“For the Love of God”! Damien Hirst irrompe a Firenze

For the Love of God, 2007

Un calco di platino di un teschio umano in scala reale, tempestato di 8.601 diamanti; un grande diamante rosa a forma di goccia, noto come “la stella del teschio”, incastonato sulla fronte: tutto questo è For the Love of God, la spettacolare opera dell’artista britannico Damien Hirst, esposta per la prima volta in Italia, a Palazzo Vecchio di Firenze, dal 26 novembre al 2010 all’1 maggio 2011.
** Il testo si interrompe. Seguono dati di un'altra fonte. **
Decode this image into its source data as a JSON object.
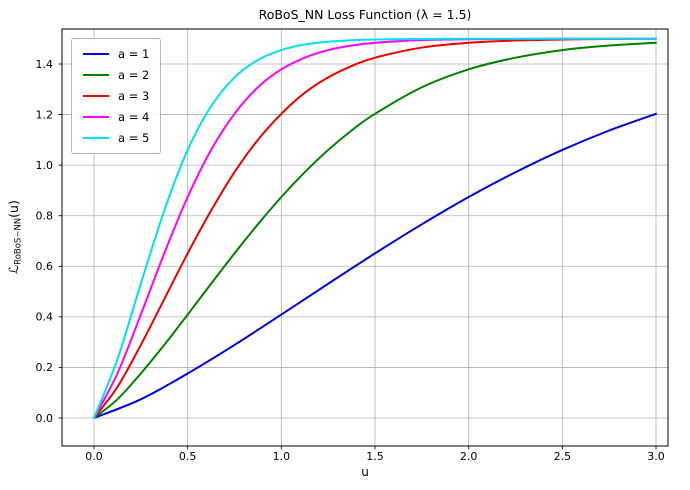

The Physical Impossibility of Death in the Mind of Someone Living, 1991

Seducente unione di orrore e splendore, di paura e ossessione, For the Love of God è la “morte” vista attraverso gli occhi di uno dei più chiacchierati e pubblicizzati artisti degli anni Novanta, che nel corso di un ventennio ha scandalizzato l’opinione pubblica e il mondo artistico, presentando la condizione di transitorietà umana in forme eccessive e sconcertanti.

The History of Pain, 1999

L’opera d’arte più costosa del mondo è solo un piccolo tassello di una lunga serie che con The Physical Impossibility of Death in the Mind of Someone Living, uno squalo tigre in formaldeide e The History of Pain, fra gli altri, accede alle nostre paure, svelando il rifiuto paranoico di morte che permea la nostra cultura. Nei suoi lavori Hirst mescola oggetti o esseri viventi agli elementi convenzionali e tradizionali dell’arte; ricava da film e canzoni i titoli delle sue opere; indirizza temi e preoccupazioni che non possono essere indirizzate in nessun altro modo, se non attraverso una sfacciata ironia, che stempera le suggestioni, affinché l’intercorrere di sensazioni condivisibili fra spettatore e artista, diventi un elemento portante del fare artistico.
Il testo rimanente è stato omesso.